Published online Apr 15, 2021. doi: 10.4251/wjgo.v13.i4.197
Peer-review started: December 21, 2020
First decision: January 11, 2021
Revised: January 14, 2021
Accepted: March 11, 2021
Article in press: March 11, 2021
Published online: April 15, 2021
Processing time: 108 Days and 22.6 Hours
Hepatocellular carcinoma (HCC) is the fourth leading cause of cancer-related deaths worldwide. The prognosis of patients with HCC remains poor largely due to the late diagnosis and lack of effective treatments. Despite being widely used, alpha-fetoprotein serology and ultrasonography have limited diagnostic performance for early-stage HCC. The emergence of omics strategies has contributed to significant advances in the development of non-invasive biomarkers for the early diagnosis of HCC including proteins, metabolites, circulating tumor deoxyribonucleic acid, and circulating non-coding ribonucleic acid. Early diagnosis is beneficial to patients as it increases the proportion who can be treated with curative treatment, thus prolonging survival outcomes. Currently, multiple clinical trials involving locoregional, systemic therapies, and combinations of these modalities are changing therapeutic strategies for different stage HCC. Success in several preclinical trials that involve immunotherapeutic innovations has created the potential to complement and enforce other treatment strategies in the future. This review summarizes the most recent advances in non-invasive early molecular detection, current therapy strategies, and potential immunotherapeutic innovations of HCC.

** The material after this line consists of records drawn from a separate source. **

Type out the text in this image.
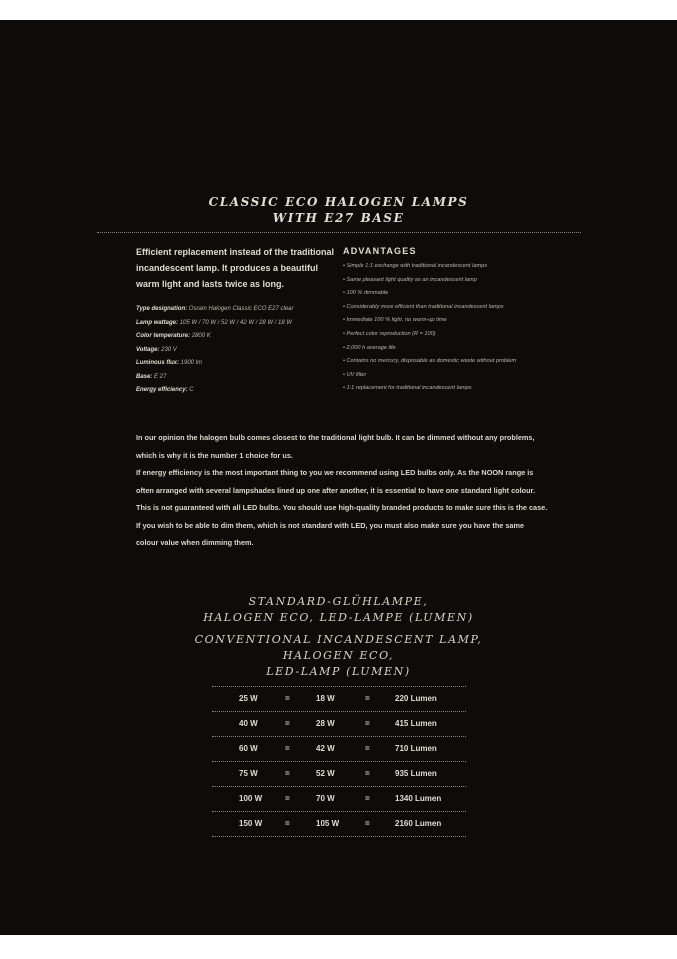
CLASSIC ECO HALOGEN LAMPS
WITH E27 BASE
Efficient replacement instead of the traditional incandescent lamp. It produces a beautiful warm light and lasts twice as long.
Type designation: Osram Halogen Classic ECO E27 clear
Lamp wattage: 105 W / 70 W / 52 W / 42 W / 28 W / 18 W
Color temperature: 2800 K
Voltage: 230 V
Luminous flux: 1900 lm
Base: E 27
Energy efficiency: C
ADVANTAGES
• Simple 1:1 exchange with traditional incandescent lamps
• Same pleasant light quality as an incandescent lamp
• 100 % dimmable
• Considerably more efficient than traditional incandescent lamps
• Immediate 100 % light, no warm-up time
• Perfect color reproduction (R = 100)
• 2,000 h average life
• Contains no mercury, disposable as domestic waste without problem
• UV filter
• 1:1 replacement for traditional incandescent lamps

In our opinion the halogen bulb comes closest to the traditional light bulb. It can be dimmed without any problems, which is why it is the number 1 choice for us.

If energy efficiency is the most important thing to you we recommend using LED bulbs only. As the NOON range is often arranged with several lampshades lined up one after another, it is essential to have one standard light colour. This is not guaranteed with all LED bulbs. You should use high-quality branded products to make sure this is the case. If you wish to be able to dim them, which is not standard with LED, you must also make sure you have the same colour value when dimming them.

STANDARD-GLÜHLAMPE,
HALOGEN ECO, LED-LAMPE (LUMEN)
CONVENTIONAL INCANDESCENT LAMP,
HALOGEN ECO,
LED-LAMP (LUMEN)
25 W	=	18 W	=	220 Lumen
40 W	=	28 W	=	415 Lumen
60 W	=	42 W	=	710 Lumen
75 W	=	52 W	=	935 Lumen
100 W	=	70 W	=	1340 Lumen
150 W	=	105 W	=	2160 Lumen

Core Tip: Long-term survival relies upon early diagnosis and timely treatment for patients with hepatocellular carcinoma (HCC). In this review, an update on the non-invasive early molecular detection and therapeutic strategies associated with HCC is discussed, focusing on omics-related biomarkers (e.g., proteins, metabolites, circulating tumor deoxyribonucleic acid, circulating non-coding ribonucleic acid), locoregional and systemic therapies for treating different stages of HCC, as well as potential immunotherapeutic innovations (e.g., adoptive cell transfer therapy).